Tutorial: Computational Statistics

Allen Downey

Do you know the difference between standard deviation and standard error? Do you know what statistical test to use for any occasion? Do you really know what a p-value is? How about a confidence interval?

Most people don’t really understand these concepts, even after taking several statistics classes. The problem is that these classes focus on mathematical methods that bury the concepts under a mountain of details.

This tutorial uses Python to implement simple statistical experiments that develop deep understanding. I will present examples using real-world data to answer relevant questions, and attendees will practice with hands-on exercises.

The tutorial material is based on my book, Think Stats, a class I teach at Olin College, and my blog, “Probably Overthinking It.”

Installation instructions

Note: Please try to install everything you need for this tutorial before you leave home!

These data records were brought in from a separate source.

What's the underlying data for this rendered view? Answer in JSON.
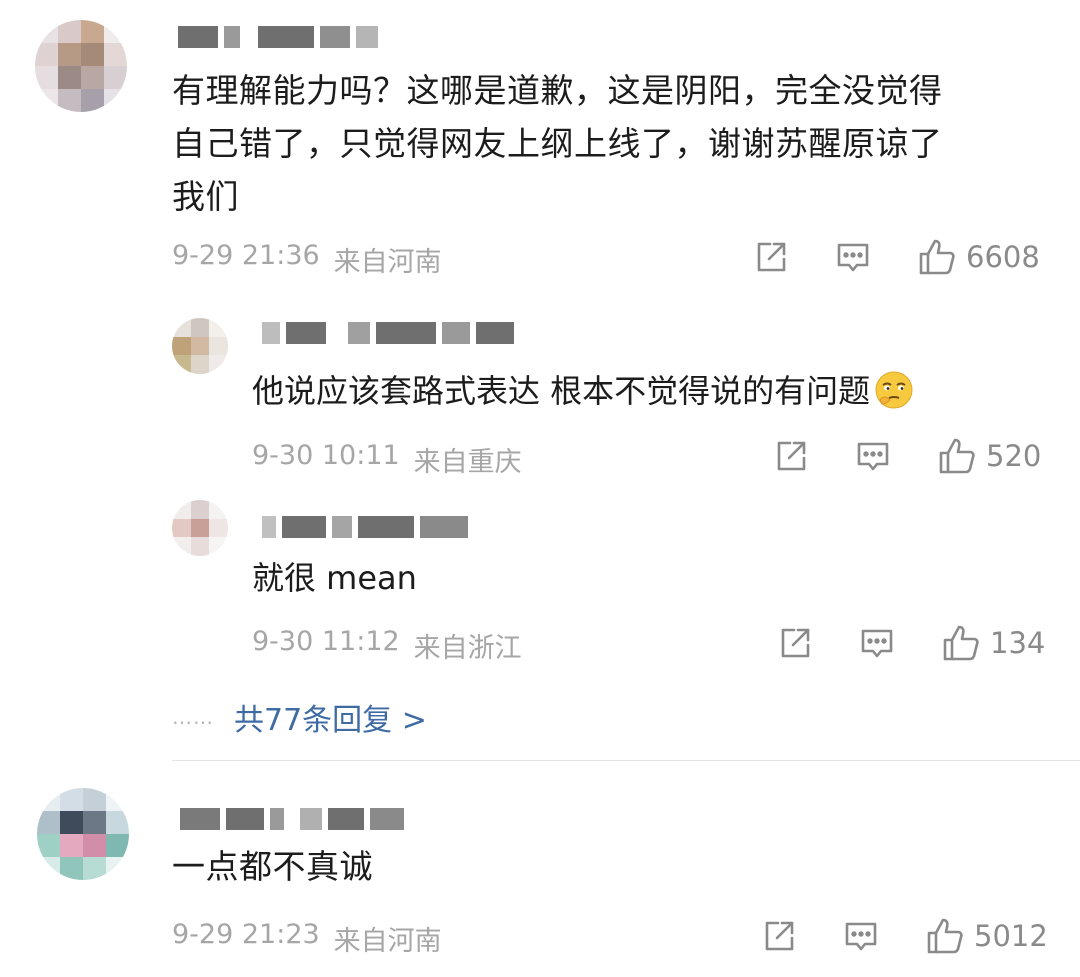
{
  "comments": [
    {
      "text_lines": [
        "有理解能力吗？这哪是道歉，这是阴阳，完全没觉得",
        "自己错了，只觉得网友上纲上线了，谢谢苏醒原谅了",
        "我们"
      ],
      "time": "9-29 21:36",
      "location": "来自河南",
      "likes": "6608",
      "icons": {
        "share": "share-icon",
        "reply": "comment-icon",
        "like": "thumbs-up-icon"
      },
      "replies": [
        {
          "text": "他说应该套路式表达 根本不觉得说的有问题",
          "emoji": "thinking-emoji",
          "time": "9-30 10:11",
          "location": "来自重庆",
          "likes": "520"
        },
        {
          "text": "就很 mean",
          "time": "9-30 11:12",
          "location": "来自浙江",
          "likes": "134"
        }
      ],
      "more_replies": {
        "dots": "……",
        "label": "共77条回复 >"
      }
    },
    {
      "text_lines": [
        "一点都不真诚"
      ],
      "time": "9-29 21:23",
      "location": "来自河南",
      "likes": "5012"
    }
  ],
  "colors": {
    "text": "#1c1c1c",
    "meta": "#a6a6a6",
    "link": "#3f6ba4",
    "icon": "#8a8a8a"
  }
}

To prepare for this tutorial, you have two options:

Install Jupyter on your laptop and download my code from Git.
Run the Jupyter notebook on a virtual machine on Binder.

I’ll provide instructions for both, but here’s the catch: if everyone chooses Option 2, the wireless network will fail and no one will be able to do the hands-on part of the workshop.

So, I strongly encourage you to try Option 1 and only resort to Option 2 if you can’t get Option 1 working.

Option 1A: If you already have Jupyter installed.

To do the exercises, you need Python 2 or 3 with NumPy, SciPy, and matplotlib. If you are not sure whether you have those modules already, the easiest way to check is to run my code and see if it works.

Code for this workshop is in a Git repository on Github.
If you have a Git client installed, you should be able to download it by running:

git clone https://github.com/AllenDowney/CompStats.git

It should create a directory named CompStats. Otherwise you can download the repository in this zip file.

To start Jupyter, run:

cd CompStats
jupyter notebook

Jupyter should launch your default browser or open a tab in an existing browser window. If not, the Jupyter server should print a URL you can use. For example, when I launch Jupyter, I get

    ~/ThinkComplexity2$ jupyter notebook
    [I 10:03:20.115 NotebookApp] Serving notebooks from local directory: /home/downey/CompStats
    [I 10:03:20.115 NotebookApp] 0 active kernels
    [I 10:03:20.115 NotebookApp] The Jupyter Notebook is running at: http://localhost:8888/
    [I 10:03:20.115 NotebookApp] Use Control-C to stop this server and shut down all kernels (twice to skip confirmation).

In this case, the URL is http://localhost:8888.
When you start your server, you might get a different URL. Whatever it is, if you paste it into a browser, you should should see a home page with a list of the notebooks in the repository.

Click on effect_size.ipynb. It should open the first notebook for the tutorial.

Select the cell with the import statements and press “Shift-Enter” to run the code in the cell. If it works and you get no error messages, you are all set.

If you get error messages about missing packages, you can install the packages you need using your package manager, or try Option 1B and install Anaconda.

Option 1B: If you don’t already have Jupyter.

I highly recommend installing Anaconda, which is a Python distribution that contains everything you need for this tutorial. It is easy to install on Windows, Mac, and Linux, and because it does a user-level install, it will not interfere with other Python installations.

Information about installing Anaconda is here.

When you install Anaconda, you should get Jupyter by default, but if not, run

conda install jupyter

Then go to Option 1A to make sure you can run my code.

If you don’t want to install Anaconda, you can see some other options here.

Option 2: only if Option 1 failed.

You can run my notebook in a virtual machine on Binder. To launch the VM, press this button:

You should see a home page with a list of the files in the repository.

If you want to try the exercises, open effect_size.ipynb. If you just want to see the answers, open effect_size_soln.ipynb. Either way, you should be able to run the notebooks in your browser and try out the examples.

However, be aware that the virtual machine you are running is temporary. If you leave it idle for more than an hour or so, it will disappear along with any work you have done.

Special thanks to the generous people who run Binder, which makes it easy to share and reproduce computation.